Детство художника прошло в Москве. Отец его Гаврила Юрьевич имел сад и лавочку на Таганке, где торговал кустами смородины, конечно же, «самой крупной и в варку годной», а также тюльпанами «разных колеров, ценою смотря по величине луковицы». а еще... «картинами за весьма сходную цену». Вот эти картины, писанные, как указано в объявлении, пастелью, этот неассортиментный, прямо-таки неожиданный товар в огородной лавке и заставляет предполагать, что созданы они были юным Венециановым, благо пастелью он любил рисовать и потом. Но что было изображено на картинах, какие пейзажи или портреты предлагал покупателям Гаврила Юрьевич «за весьма сходную цену», сказать ныне невозможно. Известно только (из «Записок» племянника Венецианова), что «дядя Алеша» нарисовал однажды «брата Ваню в красной рубахе», за что хвалил его учитель. Учитель этот тоже нам неведом, от него ни фамилии, ни имени не осталось, только отчество – Пахомыч. Но тем не менее должны мы быть благодарны тому неизвестному художнику за то, что сумел «поставить руку» будущему «отцу русского бытового жанра».
В начале восьмисотых годов Венецианов, закончив пансион, поступает на службу в чертежное управление, где оформляют планы, созданные землемерными командами.
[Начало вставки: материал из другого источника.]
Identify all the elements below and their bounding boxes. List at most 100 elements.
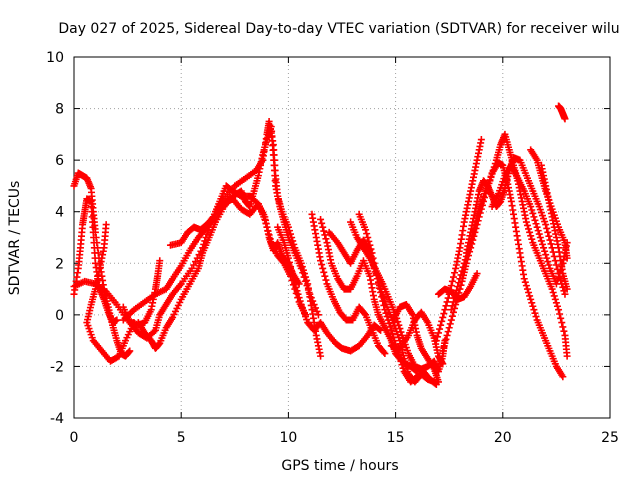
data-point [439,360,447,368]
data-point [453,286,461,294]
data-point [262,219,270,227]
data-point [528,235,536,243]
data-point [113,316,121,324]
data-point [473,270,481,278]
data-point [552,280,560,288]
data-point [527,203,535,211]
data-point [441,339,449,347]
data-point [558,319,566,327]
data-point [266,235,274,243]
data-point [446,320,454,328]
series-track-14 [355,210,440,388]
data-point [529,302,537,310]
grid-lines [74,57,610,418]
data-point [531,216,539,224]
data-point [317,257,325,265]
series-track-5 [119,117,325,360]
y-tick-label: -2 [50,359,64,375]
data-point [313,307,321,315]
data-point [528,206,536,214]
data-point [371,264,379,272]
data-point [478,196,486,204]
data-point [561,115,569,123]
data-point [388,330,396,338]
data-points [70,102,571,388]
data-point [563,352,571,360]
data-point [399,364,407,372]
data-point [523,285,531,293]
series-track-10 [308,210,389,358]
data-point [440,343,448,351]
data-point [156,257,164,265]
data-point [285,258,293,266]
data-point [317,215,325,223]
chart-title: Day 027 of 2025, Sidereal Day-to-day VTE… [58,21,619,37]
data-point [551,295,559,303]
data-point [549,248,557,256]
data-point [454,282,462,290]
data-point [318,219,326,227]
data-point [544,258,552,266]
data-point [532,313,540,321]
x-tick-label: 0 [70,430,79,446]
data-point [553,276,561,284]
data-point [368,249,376,257]
data-point [460,259,468,267]
data-point [457,271,465,279]
data-point [459,263,467,271]
data-point [444,294,452,302]
data-point [520,275,528,283]
data-point [438,317,446,325]
data-point [382,309,390,317]
data-point [372,270,380,278]
x-tick-label: 20 [494,430,512,446]
data-point [361,310,369,318]
data-point [364,234,372,241]
data-point [319,264,327,272]
data-point [385,319,393,327]
x-tick-label: 15 [387,430,405,446]
data-point [448,312,456,320]
x-axis-label: GPS time / hours [281,458,398,474]
x-tick-label: 25 [601,430,619,446]
data-point [378,293,386,301]
axis-ticks [73,56,611,419]
data-point [380,348,388,356]
data-point [366,241,374,249]
tick-labels: 0 5 10 15 20 25 -4 -2 0 2 4 6 8 10 [46,50,619,446]
data-point [386,323,394,331]
data-point [320,227,328,235]
data-point [263,223,271,231]
data-point [557,314,565,322]
series-track-22 [488,161,571,288]
data-point [322,276,330,284]
data-point [395,350,403,358]
data-point [289,271,297,279]
data-point [545,232,553,240]
data-point [529,209,537,217]
data-point [532,220,540,228]
data-point [439,347,447,355]
data-point [488,170,496,178]
data-point [440,310,448,318]
data-point [321,272,329,280]
data-point [563,285,571,293]
y-tick-label: 10 [46,50,64,66]
data-point [379,297,387,305]
data-point [362,226,370,234]
data-point [433,333,441,341]
series-track-3 [83,221,138,365]
data-point [291,280,299,288]
data-point [365,237,373,245]
data-point [449,273,457,281]
data-point [261,215,269,223]
y-axis-label: SDTVAR / TECUs [7,181,23,296]
data-point [535,230,543,238]
data-point [451,269,459,277]
data-point [542,221,550,229]
data-point [310,301,318,309]
data-point [487,173,495,181]
data-point [555,306,563,314]
x-tick-label: 5 [177,430,186,446]
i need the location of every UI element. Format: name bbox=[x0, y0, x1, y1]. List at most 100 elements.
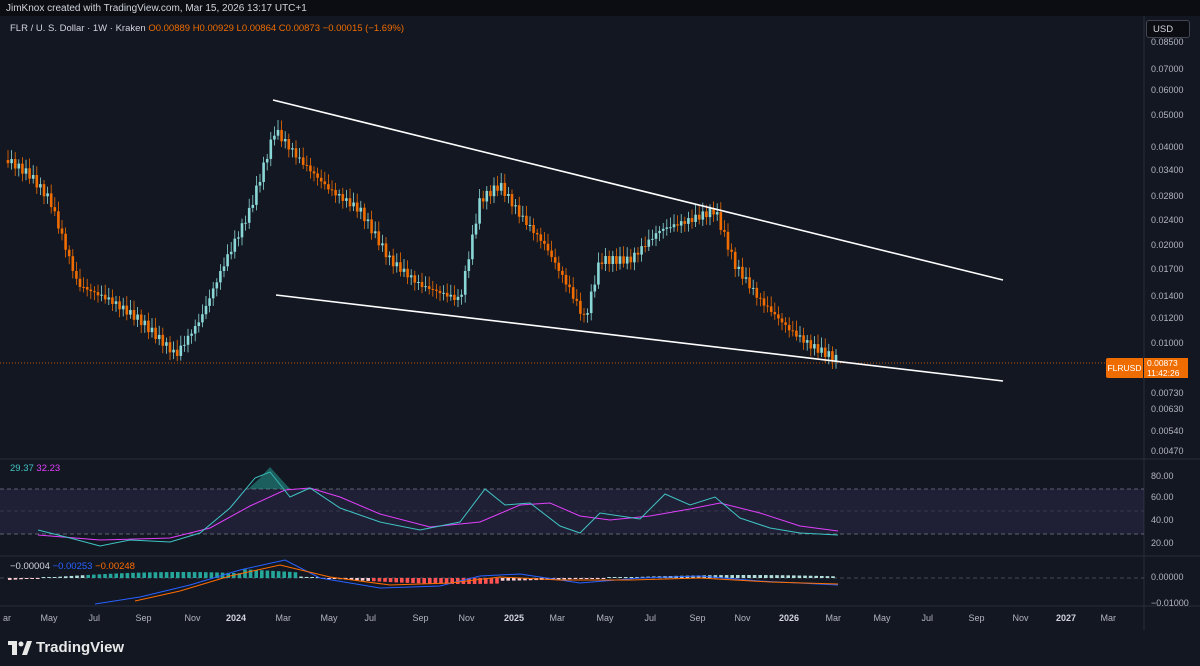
candle-body bbox=[35, 175, 39, 188]
candle-body bbox=[42, 184, 46, 197]
candle-body bbox=[154, 327, 157, 340]
candle-body bbox=[503, 182, 507, 196]
candle-body bbox=[813, 344, 816, 349]
symbol-legend[interactable]: FLR / U. S. Dollar · 1W · Kraken O0.0088… bbox=[10, 23, 404, 34]
candle-body bbox=[582, 313, 586, 315]
macd-histogram-bar bbox=[736, 575, 740, 578]
macd-histogram-bar bbox=[764, 575, 768, 578]
candle-body bbox=[694, 214, 697, 222]
time-axis-label: Nov bbox=[458, 613, 475, 623]
macd-histogram-bar bbox=[439, 578, 443, 584]
macd-histogram-bar bbox=[797, 575, 802, 578]
candle-body bbox=[514, 205, 517, 207]
candle-body bbox=[294, 148, 298, 158]
candle-body bbox=[636, 252, 640, 255]
candle-body bbox=[136, 314, 139, 320]
rsi-group bbox=[37, 467, 839, 547]
macd-histogram-bar bbox=[444, 578, 449, 584]
rsi-value: 29.37 bbox=[10, 463, 34, 474]
time-axis-label: Mar bbox=[1100, 613, 1117, 623]
time-axis-label: 2025 bbox=[504, 613, 525, 623]
macd-value: −0.00253 bbox=[52, 561, 93, 572]
candle-body bbox=[96, 292, 100, 296]
price-axis-label: 0.02800 bbox=[1151, 191, 1184, 201]
candle-body bbox=[496, 185, 499, 191]
macd-histogram-bar bbox=[635, 576, 639, 578]
macd-histogram-bar bbox=[52, 577, 57, 578]
candle-body bbox=[262, 162, 265, 182]
time-axis-label: May bbox=[40, 613, 58, 623]
candle-body bbox=[21, 163, 24, 174]
candle-body bbox=[139, 314, 143, 326]
candle-body bbox=[24, 168, 28, 174]
macd-histogram-bar bbox=[209, 572, 214, 578]
rsi-axis-label: 20.00 bbox=[1151, 538, 1174, 548]
candle-body bbox=[222, 266, 226, 271]
candle-body bbox=[463, 270, 467, 295]
macd-histogram-bar bbox=[719, 575, 723, 578]
macd-histogram-bar bbox=[192, 572, 197, 578]
candle-body bbox=[305, 164, 309, 166]
upper-trendline[interactable] bbox=[272, 99, 1004, 281]
macd-histogram-bar bbox=[428, 578, 432, 584]
candle-body bbox=[651, 238, 654, 240]
candle-body bbox=[622, 256, 625, 264]
price-axis-label: 0.01000 bbox=[1151, 338, 1184, 348]
candle-body bbox=[571, 287, 575, 299]
macd-histogram-bar bbox=[75, 575, 79, 578]
currency-button[interactable]: USD bbox=[1146, 20, 1190, 38]
candle-body bbox=[769, 306, 773, 313]
candle-body bbox=[355, 202, 359, 212]
macd-histogram-bar bbox=[411, 578, 415, 584]
tradingview-brand: TradingView bbox=[36, 639, 125, 656]
rsi-ma-line bbox=[37, 487, 839, 541]
macd-histogram-bar bbox=[226, 572, 230, 578]
candle-body bbox=[111, 297, 114, 304]
lower-trendline[interactable] bbox=[275, 294, 1004, 382]
macd-histogram-bar bbox=[170, 572, 174, 578]
candle-body bbox=[157, 334, 161, 340]
macd-histogram-bar bbox=[131, 572, 135, 578]
candle-body bbox=[561, 270, 564, 275]
candle-body bbox=[384, 243, 388, 258]
macd-histogram-bar bbox=[590, 578, 594, 579]
candle-body bbox=[816, 344, 820, 353]
candle-body bbox=[640, 246, 643, 255]
macd-histogram-bar bbox=[198, 572, 202, 578]
candle-body bbox=[150, 327, 154, 333]
macd-histogram-bar bbox=[489, 578, 494, 584]
candle-body bbox=[791, 330, 795, 332]
time-axis-label: 2024 bbox=[226, 613, 247, 623]
macd-histogram-bar bbox=[752, 575, 757, 578]
rsi-axis-label: 40.00 bbox=[1151, 515, 1174, 525]
candle-body bbox=[805, 340, 809, 343]
candle-body bbox=[507, 194, 510, 196]
rsi-band bbox=[0, 489, 1144, 534]
macd-histogram-bar bbox=[114, 573, 118, 578]
price-tag-countdown: 11:42:26 bbox=[1147, 368, 1180, 378]
candle-body bbox=[323, 181, 327, 185]
candle-body bbox=[229, 251, 233, 255]
candle-body bbox=[121, 305, 125, 310]
candle-body bbox=[13, 159, 17, 169]
candle-body bbox=[348, 198, 352, 207]
macd-legend[interactable]: −0.00004 −0.00253 −0.00248 bbox=[10, 561, 135, 572]
candle-body bbox=[607, 256, 611, 264]
candle-body bbox=[661, 228, 665, 231]
candle-body bbox=[366, 219, 370, 222]
tradingview-logo[interactable]: TradingView bbox=[8, 639, 124, 656]
macd-histogram-bar bbox=[523, 578, 527, 581]
macd-histogram-bar bbox=[47, 577, 51, 578]
candle-body bbox=[654, 233, 658, 239]
macd-histogram-bar bbox=[388, 578, 393, 583]
candle-body bbox=[183, 344, 186, 346]
macd-histogram-bar bbox=[517, 578, 522, 581]
candle-body bbox=[143, 320, 147, 326]
candle-body bbox=[492, 185, 496, 197]
candle-body bbox=[352, 202, 355, 207]
legend-high: H0.00929 bbox=[192, 23, 234, 34]
macd-histogram-bar bbox=[97, 574, 102, 578]
price-axis-label: 0.01700 bbox=[1151, 264, 1184, 274]
rsi-legend[interactable]: 29.37 32.23 bbox=[10, 463, 60, 474]
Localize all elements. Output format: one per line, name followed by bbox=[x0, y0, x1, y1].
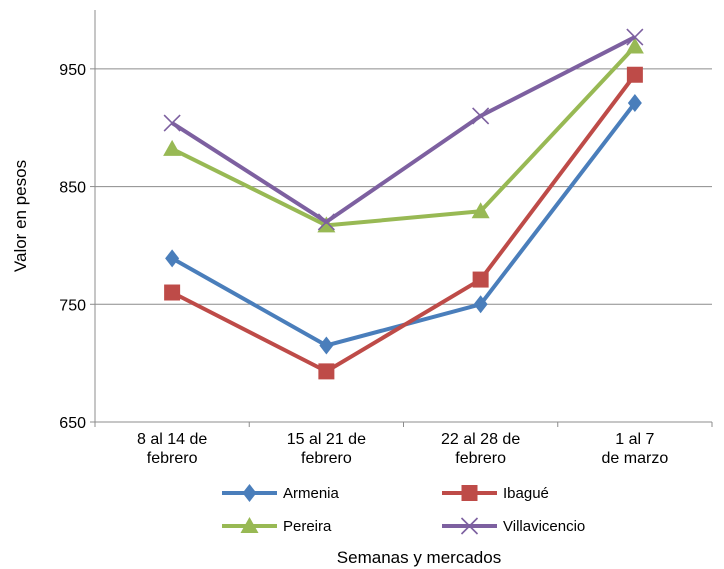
series-line bbox=[171, 35, 636, 224]
legend-item: Ibagué bbox=[442, 485, 549, 502]
axes bbox=[90, 10, 713, 427]
data-point-marker bbox=[318, 363, 335, 380]
data-point-marker bbox=[163, 139, 182, 156]
data-point-marker bbox=[165, 249, 180, 268]
y-tick-labels: 650 750 850 950 bbox=[59, 62, 86, 432]
legend-label: Ibagué bbox=[503, 485, 549, 502]
series-group bbox=[163, 28, 644, 380]
x-tick-label: 22 al 28 de febrero bbox=[441, 431, 520, 467]
data-point-marker bbox=[319, 336, 334, 355]
legend-label: Pereira bbox=[283, 518, 332, 535]
data-point-marker bbox=[163, 114, 181, 132]
legend-item: Villavicencio bbox=[442, 517, 585, 535]
legend-item: Armenia bbox=[222, 484, 340, 502]
data-point-marker bbox=[472, 271, 489, 288]
data-point-marker bbox=[627, 93, 642, 112]
data-point-marker bbox=[626, 66, 643, 83]
series-line bbox=[171, 45, 637, 228]
data-point-marker bbox=[471, 202, 490, 219]
x-tick-label: 1 al 7 de marzo bbox=[602, 431, 669, 467]
series-ibague bbox=[164, 66, 643, 380]
y-tick-label: 850 bbox=[59, 180, 86, 197]
legend-label: Villavicencio bbox=[503, 518, 585, 535]
y-tick-label: 950 bbox=[59, 62, 86, 79]
series-pereira bbox=[163, 37, 644, 233]
legend-swatch-marker bbox=[242, 484, 257, 502]
legend-swatch-marker bbox=[240, 517, 259, 533]
y-tick-label: 750 bbox=[59, 297, 86, 314]
legend: Armenia Ibagué Pereira Villavicencio bbox=[222, 484, 585, 535]
legend-label: Armenia bbox=[283, 485, 340, 502]
series-armenia bbox=[165, 93, 642, 355]
data-point-marker bbox=[625, 37, 644, 54]
y-tick-label: 650 bbox=[59, 415, 86, 432]
data-point-marker bbox=[626, 28, 644, 46]
data-point-marker bbox=[472, 107, 490, 125]
y-axis-title: Valor en pesos bbox=[11, 160, 30, 272]
data-point-marker bbox=[473, 295, 488, 314]
series-line bbox=[171, 73, 637, 374]
series-villavicencio bbox=[163, 28, 644, 231]
series-line bbox=[171, 101, 637, 348]
x-axis-title: Semanas y mercados bbox=[337, 548, 501, 567]
x-tick-label: 8 al 14 de febrero bbox=[137, 431, 207, 467]
data-point-marker bbox=[317, 216, 336, 233]
data-point-marker bbox=[164, 284, 181, 301]
x-tick-labels: 8 al 14 de febrero 15 al 21 de febrero 22 al… bbox=[137, 431, 668, 467]
legend-item: Pereira bbox=[222, 517, 332, 535]
data-point-marker bbox=[317, 213, 335, 231]
x-tick-label: 15 al 21 de febrero bbox=[287, 431, 366, 467]
legend-swatch-marker bbox=[461, 485, 478, 501]
legend-swatch-marker bbox=[460, 517, 479, 535]
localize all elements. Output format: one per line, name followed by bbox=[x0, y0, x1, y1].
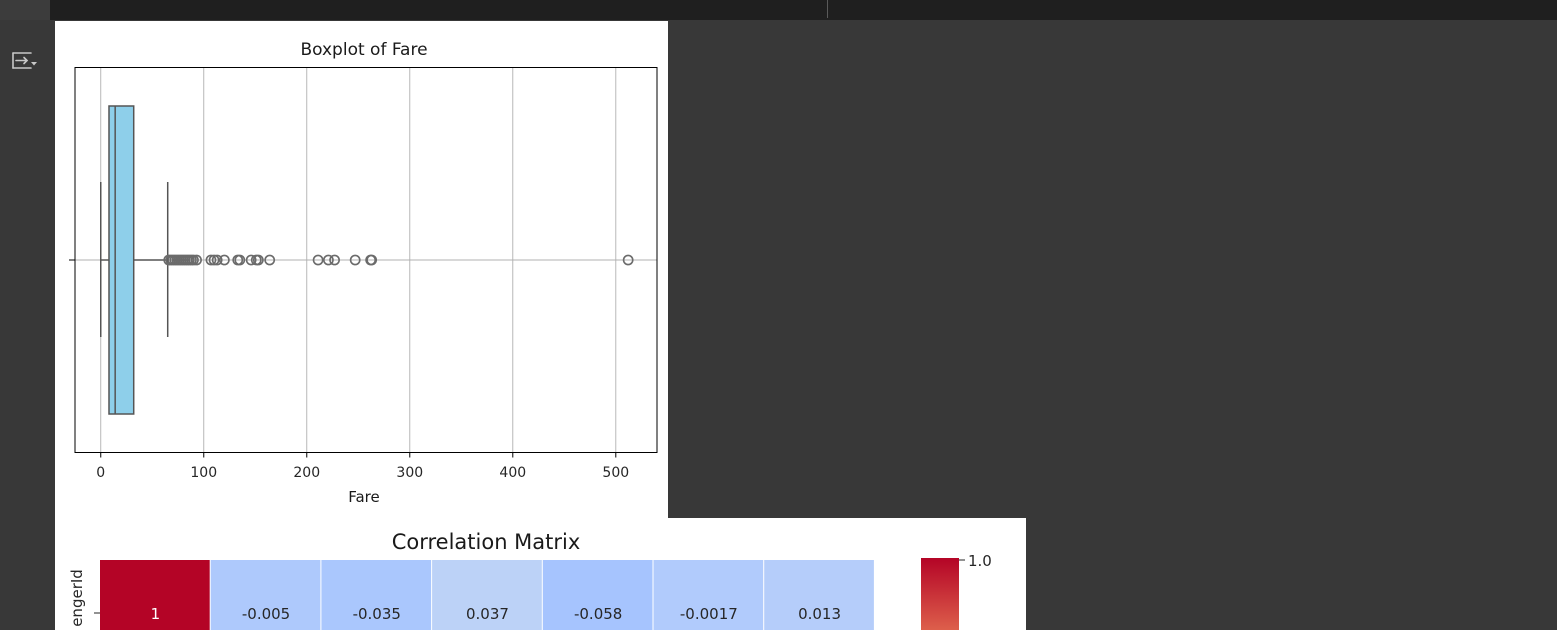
boxplot-output: 0 100 200 300 400 500 Boxplot of Fare Fa… bbox=[55, 21, 668, 518]
outlier-point bbox=[191, 254, 202, 266]
cell-label: 0.037 bbox=[466, 605, 509, 623]
heatmap-annotations: 1 -0.005 -0.035 0.037 -0.058 -0.0017 0.0… bbox=[151, 605, 841, 623]
outlier-point bbox=[245, 254, 257, 266]
heatmap-cells bbox=[100, 560, 874, 630]
cell-label: -0.0017 bbox=[680, 605, 738, 623]
heatmap-cell bbox=[764, 560, 874, 630]
cell-label: 0.013 bbox=[798, 605, 841, 623]
output-gutter bbox=[0, 20, 50, 630]
x-tick-label: 100 bbox=[190, 465, 217, 481]
outlier-point bbox=[622, 254, 634, 266]
outlier-point bbox=[234, 254, 246, 266]
outlier-point bbox=[329, 254, 340, 266]
top-bar bbox=[0, 0, 1557, 20]
outlier-point bbox=[264, 254, 276, 266]
colorbar-tick-label: 1.0 bbox=[968, 552, 992, 570]
heatmap-cell bbox=[100, 560, 210, 630]
heatmap-title: Correlation Matrix bbox=[392, 530, 581, 554]
x-tick-label: 0 bbox=[96, 465, 105, 481]
active-tab[interactable] bbox=[0, 0, 50, 20]
heatmap-cell bbox=[321, 560, 432, 630]
x-axis-ticks: 0 100 200 300 400 500 bbox=[96, 465, 629, 481]
x-tick-label: 200 bbox=[293, 465, 320, 481]
heatmap-cell bbox=[653, 560, 764, 630]
topbar-divider bbox=[827, 0, 828, 18]
outlier-point bbox=[188, 254, 199, 266]
outlier-point bbox=[323, 254, 334, 266]
x-tick-label: 500 bbox=[602, 465, 629, 481]
outlier-point bbox=[366, 254, 378, 266]
y-tick-label: engerId bbox=[68, 569, 86, 627]
cell-label: 1 bbox=[151, 605, 161, 623]
outlier-point bbox=[312, 254, 324, 266]
outlier-point bbox=[211, 254, 223, 266]
x-tick-label: 400 bbox=[499, 465, 526, 481]
colorbar bbox=[921, 558, 959, 630]
boxplot-marks bbox=[100, 105, 634, 415]
outlier-point bbox=[349, 254, 361, 266]
correlation-figure: Correlation Matrix 1 -0.005 -0.035 0.037… bbox=[68, 530, 992, 630]
x-axis-label: Fare bbox=[348, 488, 380, 506]
outlier-point bbox=[205, 254, 217, 266]
boxplot-figure: 0 100 200 300 400 500 Boxplot of Fare Fa… bbox=[69, 40, 658, 506]
heatmap-cell bbox=[432, 560, 542, 630]
heatmap-cell bbox=[542, 560, 653, 630]
cell-label: -0.058 bbox=[574, 605, 622, 623]
iqr-box bbox=[108, 105, 135, 415]
heatmap-cell bbox=[210, 560, 321, 630]
outlier-point bbox=[252, 254, 264, 266]
x-tick-label: 300 bbox=[396, 465, 423, 481]
cell-label: -0.005 bbox=[242, 605, 290, 623]
output-options-icon[interactable] bbox=[9, 48, 39, 74]
cell-label: -0.035 bbox=[353, 605, 401, 623]
outlier-point bbox=[218, 254, 230, 266]
correlation-output: Correlation Matrix 1 -0.005 -0.035 0.037… bbox=[55, 518, 1026, 630]
chart-title: Boxplot of Fare bbox=[300, 40, 427, 60]
outlier-point bbox=[208, 254, 220, 266]
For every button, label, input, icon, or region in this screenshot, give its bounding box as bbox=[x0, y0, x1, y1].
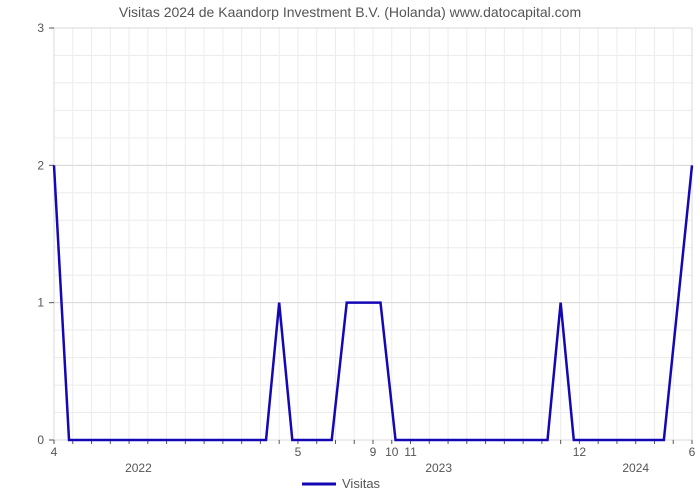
chart-title: Visitas 2024 de Kaandorp Investment B.V.… bbox=[0, 4, 700, 20]
legend-label: Visitas bbox=[342, 476, 381, 491]
chart-container: Visitas 2024 de Kaandorp Investment B.V.… bbox=[0, 0, 700, 500]
x-year-label: 2023 bbox=[425, 461, 452, 475]
x-month-label: 6 bbox=[689, 445, 696, 459]
x-month-label: 10 bbox=[385, 445, 399, 459]
y-tick-label: 1 bbox=[37, 296, 44, 310]
x-month-label: 12 bbox=[573, 445, 587, 459]
x-year-label: 2022 bbox=[125, 461, 152, 475]
y-tick-label: 2 bbox=[37, 158, 44, 172]
x-month-label: 9 bbox=[370, 445, 377, 459]
y-tick-label: 0 bbox=[37, 433, 44, 447]
y-tick-label: 3 bbox=[37, 21, 44, 35]
line-chart: 01234591011126202220232024Visitas bbox=[0, 0, 700, 500]
x-month-label: 4 bbox=[51, 445, 58, 459]
x-month-label: 11 bbox=[404, 445, 417, 459]
x-month-label: 5 bbox=[295, 445, 302, 459]
x-year-label: 2024 bbox=[622, 461, 649, 475]
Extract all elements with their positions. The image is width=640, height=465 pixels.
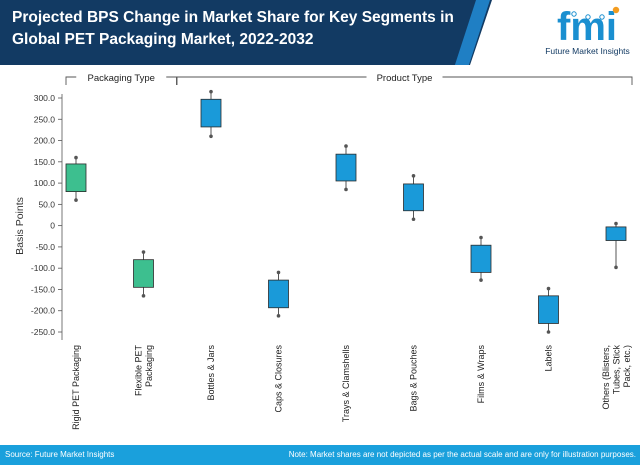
group-label: Product Type bbox=[377, 73, 433, 84]
group-label: Packaging Type bbox=[88, 73, 155, 84]
fmi-logo-mark: fmi bbox=[557, 5, 620, 49]
footer-source: Source: Future Market Insights bbox=[5, 450, 115, 459]
y-tick-label: 300.0 bbox=[34, 93, 56, 103]
x-tick-label: Rigid PET Packaging bbox=[71, 345, 81, 430]
box-plot-4 bbox=[268, 270, 289, 318]
whisker-max-cap bbox=[479, 235, 483, 240]
box-plots bbox=[65, 89, 627, 334]
whisker-max-cap bbox=[614, 221, 618, 226]
box-plot-5 bbox=[335, 144, 357, 192]
x-tick-label-line: Pack, etc.) bbox=[622, 345, 632, 388]
x-tick-label-line: Others (Blisters, bbox=[601, 345, 611, 410]
group-bracket-left bbox=[65, 76, 77, 85]
y-tick-label: -100.0 bbox=[31, 263, 55, 273]
x-tick-label-line: Flexible PET bbox=[134, 345, 144, 397]
whisker-min-cap bbox=[614, 265, 618, 270]
box-plot-6 bbox=[403, 174, 424, 222]
y-tick-label: -250.0 bbox=[31, 327, 55, 337]
box-plot-2 bbox=[133, 250, 154, 298]
x-axis-labels: Rigid PET Packaging Flexible PETPackaging… bbox=[71, 345, 632, 430]
whisker-min-cap bbox=[411, 217, 416, 222]
x-tick-label-line: Bottles & Jars bbox=[206, 345, 216, 401]
whisker-min-cap bbox=[209, 134, 213, 139]
chart-title: Projected BPS Change in Market Share for… bbox=[12, 9, 454, 48]
box-rect bbox=[335, 153, 357, 182]
x-tick-label: Others (Blisters,Tubes, StickPack, etc.) bbox=[601, 345, 632, 410]
group-bracket-right bbox=[166, 76, 177, 85]
logo-caption: Future Market Insights bbox=[545, 46, 630, 56]
box-rect bbox=[470, 244, 492, 273]
y-tick-label: 200.0 bbox=[34, 136, 56, 146]
whisker-min-cap bbox=[74, 198, 78, 202]
box-rect bbox=[200, 98, 222, 128]
header-banner: Projected BPS Change in Market Share for… bbox=[0, 0, 640, 65]
box-plot-9 bbox=[605, 221, 627, 270]
whisker-max-cap bbox=[546, 286, 551, 291]
whisker-max-cap bbox=[74, 155, 78, 160]
x-tick-label-line: Labels bbox=[544, 345, 554, 372]
box-rect bbox=[65, 163, 87, 193]
box-rect bbox=[268, 279, 289, 309]
y-tick-label: 250.0 bbox=[34, 114, 56, 124]
y-tick-label: 100.0 bbox=[34, 178, 56, 188]
footer-bar: Source: Future Market Insights Note: Mar… bbox=[0, 445, 640, 465]
x-tick-label-line: Trays & Clamshells bbox=[341, 345, 351, 423]
y-tick-label: 150.0 bbox=[34, 157, 56, 167]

Тут и вырабатываются у него навыки чертежника и геометра, которыми будет гордиться он всю жизнь и которые столь ощутимы во многих его холстах. За работу платили ему пять рублей в месяц (хоть и негоже в разговоре о «высоком искусстве» поминать «презренный металл», но запомним эту сумму, она нам еще пригодится).
Уже не юношей, а 27-летним молодым человеком прибывает Венецианов в северную столицу, где предстоит ему мыкаться по разным канцеляриям и ведомствам, а живописью заниматься лишь в свободное от службы время. И так вплоть до 1819 года, когда выйдет он в отставку, желая «полнее посвятить себя» любимому делу.
Но в эту пору Венецианову наконец повезло. Да и должны же мигом везения вознаградиться годы терпеливости, усердия и преданности избранному искусству. В Петербурге учителем Венецианова становится не безвестный Пахомыч, а сам знаменитый Боровиковский – прекрасный мастер русского портрета, чьи творения в одном ряду с работами Рокотова и Левицкого, и через короткое время Венецианов значится уже в числе пяти его любимейших учеников, пишет (как тогда говорили) «из-под руки» мэтра, вместе с ним копирует шедевры Эрмитажа.
Копирование считалось в ту пору непременным условием обучения. Пошло ли оно на пользу художнику или во вред, сказать трудно. Позже Венецианов категорически отвергнет подобную «методу», но сам он все-таки, похоже, многое усвоил, простаивая часами с мольбертом перед полотнами Рембрандта. Рубенса, «малых голландцев». Однако только этого ему, конечно же, было мало. И вот в 1807 году решается он на уникальное по тогдашним понятиям дело – собирается издавать «Журнал карикатур». До него из русских художников на такое никто не отваживался.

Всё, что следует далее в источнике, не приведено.